Are you in search of a sonically damaging drawing experience? I have the perfect materials for you!
This week I embarked on testing surfaces for my new Cultivate pieces. They’re currently on paper, and I’d like to get them on something more like a panel in future. Besides eliminating the need for costly framing, I’m trying to make it so I can do what we in the art world call “activating the surface.” Which basically means I want to cut into the thing. “I’d like to activate that log.” Yes, I could get a grant for that.
All snarkiness aside, or at least as much aside as I can get it, I’d like to do this so that the people seem to not just float on the surface, as they do now, but also kind of float on different planes both above and behind it.
First, I tried out this Claybord, which is a panel that has a (surprise!) clay-like surface. But very smooth, shiny, white clay.
As I worked on it, I quickly remembered why I hate Claybord.
Wow, it sucked all the life (ink) out of my pens with its crazy absorbent surface. You can see it here.
If that wasn’t bad enough, it made this terrible squeaking sound every time I ran a pen across it.
So if you perhaps have a roommate you really need to annoy, this could be the solution for you.
But for me, needless to say, this was a resounding “No!”
Aggravated and a bit disheartened (and probably out $20 of ink), I moved on to my next guess, which involved mounting paper onto a plain birch panel.
This is pretty simple, but it does mean choosing the right glue and right weight of paper or else you have a big old mess (not the official art term).
I chose Nori glue and a heavier weight drawing paper, and it turns out those weren’t terrible guesses.
So I think I’m heading in the right direction.
Sick of making rude-sounding and slightly awkward drawings, I was relieved to switch to my already-complete next group of Cultivate backgrounds and start arranging people on them. Much more visually pleasing.

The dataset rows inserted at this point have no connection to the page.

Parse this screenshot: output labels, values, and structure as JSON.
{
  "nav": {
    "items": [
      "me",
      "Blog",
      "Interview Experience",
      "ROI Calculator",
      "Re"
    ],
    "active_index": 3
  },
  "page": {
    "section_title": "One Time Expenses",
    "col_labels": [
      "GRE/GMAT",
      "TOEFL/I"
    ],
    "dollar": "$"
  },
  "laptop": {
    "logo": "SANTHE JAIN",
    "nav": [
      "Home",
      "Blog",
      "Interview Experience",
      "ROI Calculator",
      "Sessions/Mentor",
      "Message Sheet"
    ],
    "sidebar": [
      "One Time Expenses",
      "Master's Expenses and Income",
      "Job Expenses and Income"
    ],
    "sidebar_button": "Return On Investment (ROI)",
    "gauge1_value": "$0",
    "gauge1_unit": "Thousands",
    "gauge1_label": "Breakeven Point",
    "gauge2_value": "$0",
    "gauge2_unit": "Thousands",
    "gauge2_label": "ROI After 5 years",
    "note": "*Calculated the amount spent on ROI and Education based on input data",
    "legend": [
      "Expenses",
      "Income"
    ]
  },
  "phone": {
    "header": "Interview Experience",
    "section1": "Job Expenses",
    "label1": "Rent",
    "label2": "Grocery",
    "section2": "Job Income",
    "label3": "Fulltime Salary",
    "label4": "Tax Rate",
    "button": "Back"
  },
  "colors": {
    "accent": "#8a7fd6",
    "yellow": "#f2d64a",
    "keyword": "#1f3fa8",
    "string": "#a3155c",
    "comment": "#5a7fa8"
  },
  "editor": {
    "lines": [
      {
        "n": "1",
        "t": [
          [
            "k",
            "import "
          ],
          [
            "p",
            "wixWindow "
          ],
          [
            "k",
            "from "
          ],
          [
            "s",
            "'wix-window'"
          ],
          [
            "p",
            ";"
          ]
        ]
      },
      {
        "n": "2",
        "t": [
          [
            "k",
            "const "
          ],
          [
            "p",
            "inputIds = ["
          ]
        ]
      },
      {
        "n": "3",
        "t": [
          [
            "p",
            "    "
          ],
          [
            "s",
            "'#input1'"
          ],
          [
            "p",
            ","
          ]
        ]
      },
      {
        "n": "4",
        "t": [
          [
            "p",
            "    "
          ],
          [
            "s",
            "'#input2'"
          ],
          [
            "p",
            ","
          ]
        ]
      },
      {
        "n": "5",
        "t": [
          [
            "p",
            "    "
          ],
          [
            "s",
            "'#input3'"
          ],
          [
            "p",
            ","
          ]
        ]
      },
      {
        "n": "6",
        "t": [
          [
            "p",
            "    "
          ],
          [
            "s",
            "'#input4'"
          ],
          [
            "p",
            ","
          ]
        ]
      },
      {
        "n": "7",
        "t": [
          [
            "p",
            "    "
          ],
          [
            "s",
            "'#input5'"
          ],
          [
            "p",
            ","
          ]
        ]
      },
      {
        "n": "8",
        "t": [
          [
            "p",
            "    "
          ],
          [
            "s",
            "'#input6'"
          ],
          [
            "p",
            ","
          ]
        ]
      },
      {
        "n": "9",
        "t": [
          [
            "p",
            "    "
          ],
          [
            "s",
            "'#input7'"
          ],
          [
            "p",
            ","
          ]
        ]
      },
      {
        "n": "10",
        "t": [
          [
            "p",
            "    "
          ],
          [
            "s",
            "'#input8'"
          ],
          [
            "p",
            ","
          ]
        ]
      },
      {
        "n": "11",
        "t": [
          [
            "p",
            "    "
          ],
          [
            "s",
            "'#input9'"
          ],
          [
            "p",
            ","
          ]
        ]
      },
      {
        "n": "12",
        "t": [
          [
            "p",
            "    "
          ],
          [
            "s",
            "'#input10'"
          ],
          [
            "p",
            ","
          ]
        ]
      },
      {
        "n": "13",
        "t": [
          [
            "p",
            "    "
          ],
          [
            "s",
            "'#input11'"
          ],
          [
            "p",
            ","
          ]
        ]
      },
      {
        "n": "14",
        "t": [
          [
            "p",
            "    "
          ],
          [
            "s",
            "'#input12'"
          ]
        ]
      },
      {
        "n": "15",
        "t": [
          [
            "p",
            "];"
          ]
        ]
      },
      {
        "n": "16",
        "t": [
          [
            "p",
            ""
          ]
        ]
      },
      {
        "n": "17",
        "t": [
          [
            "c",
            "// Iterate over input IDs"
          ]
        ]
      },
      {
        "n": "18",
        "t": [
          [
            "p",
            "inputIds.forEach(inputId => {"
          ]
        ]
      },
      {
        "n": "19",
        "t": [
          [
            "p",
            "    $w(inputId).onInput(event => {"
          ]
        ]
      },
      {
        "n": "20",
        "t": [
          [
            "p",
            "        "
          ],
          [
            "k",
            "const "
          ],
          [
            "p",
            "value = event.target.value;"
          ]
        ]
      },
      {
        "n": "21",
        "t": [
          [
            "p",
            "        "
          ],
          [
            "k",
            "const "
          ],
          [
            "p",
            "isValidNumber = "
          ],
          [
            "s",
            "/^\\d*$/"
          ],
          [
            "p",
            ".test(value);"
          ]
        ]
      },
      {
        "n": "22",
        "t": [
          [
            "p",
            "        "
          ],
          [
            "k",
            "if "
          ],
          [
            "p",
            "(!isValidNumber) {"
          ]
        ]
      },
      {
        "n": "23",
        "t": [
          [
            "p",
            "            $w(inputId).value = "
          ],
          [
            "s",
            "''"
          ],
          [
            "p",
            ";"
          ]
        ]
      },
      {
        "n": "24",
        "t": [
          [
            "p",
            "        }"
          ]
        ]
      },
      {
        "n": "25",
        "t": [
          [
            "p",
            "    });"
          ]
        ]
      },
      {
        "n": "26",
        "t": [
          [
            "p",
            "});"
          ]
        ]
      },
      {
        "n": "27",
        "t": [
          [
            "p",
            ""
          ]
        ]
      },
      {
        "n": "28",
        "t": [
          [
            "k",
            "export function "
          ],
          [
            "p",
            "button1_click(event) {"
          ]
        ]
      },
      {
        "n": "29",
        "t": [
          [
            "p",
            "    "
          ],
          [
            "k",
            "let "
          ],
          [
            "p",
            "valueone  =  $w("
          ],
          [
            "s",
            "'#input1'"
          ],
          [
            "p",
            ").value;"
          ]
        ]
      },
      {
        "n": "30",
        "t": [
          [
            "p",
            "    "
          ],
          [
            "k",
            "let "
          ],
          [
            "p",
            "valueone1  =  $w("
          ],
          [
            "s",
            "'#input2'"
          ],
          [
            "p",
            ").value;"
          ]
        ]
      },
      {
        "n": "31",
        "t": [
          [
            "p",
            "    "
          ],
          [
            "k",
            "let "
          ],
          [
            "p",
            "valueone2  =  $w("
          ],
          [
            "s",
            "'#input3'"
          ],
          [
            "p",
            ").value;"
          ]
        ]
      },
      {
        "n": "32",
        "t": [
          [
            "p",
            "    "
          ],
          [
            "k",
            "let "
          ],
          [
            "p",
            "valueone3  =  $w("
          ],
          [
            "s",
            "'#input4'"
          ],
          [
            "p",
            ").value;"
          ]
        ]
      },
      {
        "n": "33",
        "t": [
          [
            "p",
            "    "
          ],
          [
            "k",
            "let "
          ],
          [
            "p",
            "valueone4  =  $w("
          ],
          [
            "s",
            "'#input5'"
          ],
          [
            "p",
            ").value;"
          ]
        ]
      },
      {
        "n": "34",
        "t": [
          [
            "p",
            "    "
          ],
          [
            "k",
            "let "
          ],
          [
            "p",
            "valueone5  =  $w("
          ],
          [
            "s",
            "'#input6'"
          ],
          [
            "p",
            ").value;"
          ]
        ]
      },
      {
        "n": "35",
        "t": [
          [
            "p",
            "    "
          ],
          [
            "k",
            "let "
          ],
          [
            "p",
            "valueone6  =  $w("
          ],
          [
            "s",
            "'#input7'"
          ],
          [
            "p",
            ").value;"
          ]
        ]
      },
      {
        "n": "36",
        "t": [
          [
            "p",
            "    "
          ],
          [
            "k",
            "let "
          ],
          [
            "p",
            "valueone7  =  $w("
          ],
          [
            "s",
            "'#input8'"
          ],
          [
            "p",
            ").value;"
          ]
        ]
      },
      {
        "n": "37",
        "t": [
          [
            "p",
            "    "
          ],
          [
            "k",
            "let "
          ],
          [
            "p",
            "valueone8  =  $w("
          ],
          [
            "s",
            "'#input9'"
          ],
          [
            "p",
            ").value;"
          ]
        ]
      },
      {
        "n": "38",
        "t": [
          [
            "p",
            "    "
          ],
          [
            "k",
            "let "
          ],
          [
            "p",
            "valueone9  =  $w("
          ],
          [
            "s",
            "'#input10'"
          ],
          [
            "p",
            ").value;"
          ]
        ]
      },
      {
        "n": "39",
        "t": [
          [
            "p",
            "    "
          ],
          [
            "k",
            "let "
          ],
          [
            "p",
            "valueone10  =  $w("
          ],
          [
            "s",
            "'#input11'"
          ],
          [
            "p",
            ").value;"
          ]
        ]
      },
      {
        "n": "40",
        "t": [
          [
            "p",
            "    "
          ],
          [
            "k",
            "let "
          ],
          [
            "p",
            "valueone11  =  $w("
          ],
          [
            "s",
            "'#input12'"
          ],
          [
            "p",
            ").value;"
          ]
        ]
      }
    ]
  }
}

You may not be able to tell, but these people are different thicknesses, some almost flat and some chunkier.
It’s still surprising to me how the silhouettes will fit together almost like they were cut from the same jigsaw puzzle, even though they were not. Like these two guys in the middle.
Their sides are each pretty complicated, but they match exactly. So yes, those seem meant to go together.
I was reminded of a similar phenomenon today when I met with two of my “no stranger” friends.
(I once read this book of Mia Farrow’s in which she talked about meeting Frank Sinatra, how everyone at the time couldn’t understand what they had in common, but that it was simple: When she first met him, behind his eyes was “no stranger.” I thought that was an excellent and clear description of that sensation, whether in friendship or romance.)
I’ve been lucky enough to meet many of these friends, and it seems whenever I run into them, or speak with them, they have something valuable for me. Like jewels!
Sorry, it’s Friday, and I’m a bit punchy. I don’t mean valuable things, I mean valuable words.
With the first one, Jennifer Kaufman, also an artist and mom, as we talked I felt doubts I didn’t even know I had all come to the surface and resolve into energy and certainty. Some serious magic.
And then the second friend, Sandy Sohcot (the grandmother of one of my daughter’s friends from school), shared with me about this retreat she attended for people working on human rights, education, and restorative justice, and when I told her how inspiring it was hearing about all this great work, she reminded me of this quote from Eleanor Roosevelt: “It is better to light a single candle than to curse the darkness.”
And I could suddenly picture how when you light that candle it is not just for you, not just to take positive action yourself, it’s so others can see it. So they know they’re not alone in their striving. It’s true in a broader sense, in terms of grand political and social goals, but just as true of things like my visit with Jennifer Kaufman; I felt less and less alone and then felt empowered to be a more courageous, tenacious version of myself.